The group says its most popular videos have been viewed more than 20,000 times on YouTube. Its photographs and videos have also been cited or featured in an international art exhibition, a forthcoming photography book and an advocacy campaign to save Central Market, a 1930s landmark in central Hong Kong, from demolition.

The group’s eight members, all longtime Hong Kong residents, use aliases in their work to keep public attention focused on their mission instead of their personalities but also because anonymity helps shield them from potential legal trouble. They agreed to be interviewed on the condition that they be identified only by their aliases.

The HK Urbex members often spend weeks researching obscure and abandoned sites before visiting them. Once inside, they document everyday items that they stumble upon — family portraits, X-rays, ancestral shrines, a broken piggy bank — and that will probably never be recorded in history books.
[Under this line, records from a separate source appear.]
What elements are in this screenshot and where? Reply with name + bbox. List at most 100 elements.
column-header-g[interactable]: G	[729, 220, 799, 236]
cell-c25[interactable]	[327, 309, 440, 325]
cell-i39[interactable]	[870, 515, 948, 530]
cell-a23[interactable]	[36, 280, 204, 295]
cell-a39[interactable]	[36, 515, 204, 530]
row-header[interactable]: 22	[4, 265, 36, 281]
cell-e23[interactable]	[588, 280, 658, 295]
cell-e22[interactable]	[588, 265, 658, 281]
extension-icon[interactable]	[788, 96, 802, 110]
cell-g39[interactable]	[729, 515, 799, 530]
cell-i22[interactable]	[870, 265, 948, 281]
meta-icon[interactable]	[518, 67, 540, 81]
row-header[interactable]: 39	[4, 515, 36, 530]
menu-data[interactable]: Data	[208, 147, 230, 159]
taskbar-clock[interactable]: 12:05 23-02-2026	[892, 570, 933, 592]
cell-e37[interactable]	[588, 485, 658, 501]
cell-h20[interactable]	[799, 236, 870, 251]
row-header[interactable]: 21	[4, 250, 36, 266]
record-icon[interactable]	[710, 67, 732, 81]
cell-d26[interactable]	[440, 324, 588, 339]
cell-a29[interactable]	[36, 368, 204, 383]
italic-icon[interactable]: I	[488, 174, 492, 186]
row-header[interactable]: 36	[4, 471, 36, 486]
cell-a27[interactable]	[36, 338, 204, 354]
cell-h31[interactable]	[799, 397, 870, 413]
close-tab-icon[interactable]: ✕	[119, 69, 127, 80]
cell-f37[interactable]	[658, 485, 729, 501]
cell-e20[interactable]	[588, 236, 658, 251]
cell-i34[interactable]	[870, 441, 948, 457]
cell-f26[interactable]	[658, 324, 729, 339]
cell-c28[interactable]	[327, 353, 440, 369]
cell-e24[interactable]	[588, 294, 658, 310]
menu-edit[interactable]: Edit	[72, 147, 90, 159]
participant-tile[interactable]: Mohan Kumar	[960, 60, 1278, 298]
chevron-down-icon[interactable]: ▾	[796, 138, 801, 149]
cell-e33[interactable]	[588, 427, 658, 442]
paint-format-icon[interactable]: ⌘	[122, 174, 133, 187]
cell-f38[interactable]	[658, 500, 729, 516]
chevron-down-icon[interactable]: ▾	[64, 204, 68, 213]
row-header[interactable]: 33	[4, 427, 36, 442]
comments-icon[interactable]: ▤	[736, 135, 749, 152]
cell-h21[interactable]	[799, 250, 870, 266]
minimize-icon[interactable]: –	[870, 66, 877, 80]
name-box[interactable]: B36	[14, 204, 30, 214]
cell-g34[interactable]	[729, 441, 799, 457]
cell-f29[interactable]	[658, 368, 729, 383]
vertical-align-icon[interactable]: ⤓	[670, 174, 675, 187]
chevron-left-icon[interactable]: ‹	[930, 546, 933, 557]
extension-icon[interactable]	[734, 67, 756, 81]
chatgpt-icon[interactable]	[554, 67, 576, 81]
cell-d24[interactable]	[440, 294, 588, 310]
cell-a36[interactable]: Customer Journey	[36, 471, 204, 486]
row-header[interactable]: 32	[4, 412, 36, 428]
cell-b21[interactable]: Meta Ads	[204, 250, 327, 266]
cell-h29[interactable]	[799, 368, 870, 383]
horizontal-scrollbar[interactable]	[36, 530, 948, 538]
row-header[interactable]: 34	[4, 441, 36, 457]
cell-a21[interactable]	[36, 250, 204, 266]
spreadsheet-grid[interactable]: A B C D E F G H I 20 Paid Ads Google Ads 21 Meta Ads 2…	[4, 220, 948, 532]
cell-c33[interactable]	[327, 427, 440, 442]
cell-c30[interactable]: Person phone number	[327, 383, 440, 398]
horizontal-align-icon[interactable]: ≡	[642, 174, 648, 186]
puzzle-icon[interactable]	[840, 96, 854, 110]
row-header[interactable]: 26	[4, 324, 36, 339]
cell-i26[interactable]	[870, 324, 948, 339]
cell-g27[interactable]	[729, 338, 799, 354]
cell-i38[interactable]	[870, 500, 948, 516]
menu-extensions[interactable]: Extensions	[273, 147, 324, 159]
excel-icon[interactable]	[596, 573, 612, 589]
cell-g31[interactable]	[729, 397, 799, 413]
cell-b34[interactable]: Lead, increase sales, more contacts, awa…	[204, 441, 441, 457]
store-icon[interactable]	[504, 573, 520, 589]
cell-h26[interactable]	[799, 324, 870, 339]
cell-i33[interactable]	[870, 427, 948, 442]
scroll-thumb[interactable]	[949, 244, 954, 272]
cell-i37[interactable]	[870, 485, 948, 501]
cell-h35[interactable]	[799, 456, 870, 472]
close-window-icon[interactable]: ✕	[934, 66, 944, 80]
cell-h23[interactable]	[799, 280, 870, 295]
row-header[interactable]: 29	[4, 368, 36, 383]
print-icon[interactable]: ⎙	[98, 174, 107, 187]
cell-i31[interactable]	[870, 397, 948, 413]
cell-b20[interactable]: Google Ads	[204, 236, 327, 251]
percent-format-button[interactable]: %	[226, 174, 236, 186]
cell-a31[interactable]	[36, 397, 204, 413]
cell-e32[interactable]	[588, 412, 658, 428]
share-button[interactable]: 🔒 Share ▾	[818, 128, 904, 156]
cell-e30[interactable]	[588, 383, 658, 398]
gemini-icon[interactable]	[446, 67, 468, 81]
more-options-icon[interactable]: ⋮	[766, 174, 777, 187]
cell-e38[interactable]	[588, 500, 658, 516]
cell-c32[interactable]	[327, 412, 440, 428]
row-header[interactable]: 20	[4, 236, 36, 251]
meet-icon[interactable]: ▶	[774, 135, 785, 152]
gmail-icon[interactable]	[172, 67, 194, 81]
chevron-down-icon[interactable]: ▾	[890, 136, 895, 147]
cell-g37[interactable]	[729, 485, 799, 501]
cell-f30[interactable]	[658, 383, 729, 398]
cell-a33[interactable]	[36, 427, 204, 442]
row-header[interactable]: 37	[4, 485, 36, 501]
“If not for this group of urban adventurers, all of these buildings would eventually disappear without anyone knowing what they meant to society at a certain point in time,” said Lee Ho Yin, the director of architectural conservation programs at the University of Hong Kong. He added that he regarded the group’s members as “extreme urban anthropologists.”

The Hong Kong government’s Antiquities and Monuments Office has granted 114 buildings and cultural landmarks permanent protection from development, and assigned grades to about 1,000 historic buildings, a list that may soon include the 1952 State Theater.

But Professor Lee of the University of Hong Kong said that the second classification did not legally protect buildings from demolition, and that Hong Kong officials — unlike their counterparts in Singapore, another wealthy Asian city and former British colony — rarely bestowed conservation status on modernist landmarks like the State Theater.

“Unfortunately, the economy of Hong Kong is still very much pegged to property development,” he said.

A spokeswoman for the Antiquities and Monuments Office, reached by telephone, declined to comment on HK Urbex or its activities.

The group was formed in 2013 by Ghost and a friend, who goes by the alias Echo Delta. They both are part-time filmmakers, and they discovered their initial HK Urbex sites while scouting locations for film shoots, Echo Delta said.

After a video they shot of a Hong Kong shipwreck received wide coverage in the city’s Chinese-language news media, they said, they decided to create the HK Urbex Facebook page, and later a YouTube channel and Tumblr blog.

HK Urbex members say their videos are visual expressions of the “localist” political movement that has recently gained support in Hong Kong and reflects a conviction among many younger people that their city’s identity is distinct from that of the Chinese mainland.

The localist movement is itself an outgrowth of the pro-democracy Occupy Central protests of 2014, which swept Hong Kong and reflected a widespread fear among many people here that Beijing is running roughshod over the “one country, two systems” principle governing Hong Kong’s transfer to Chinese rule. The principle granted the city a high degree of legal, financial and political autonomy until 2047.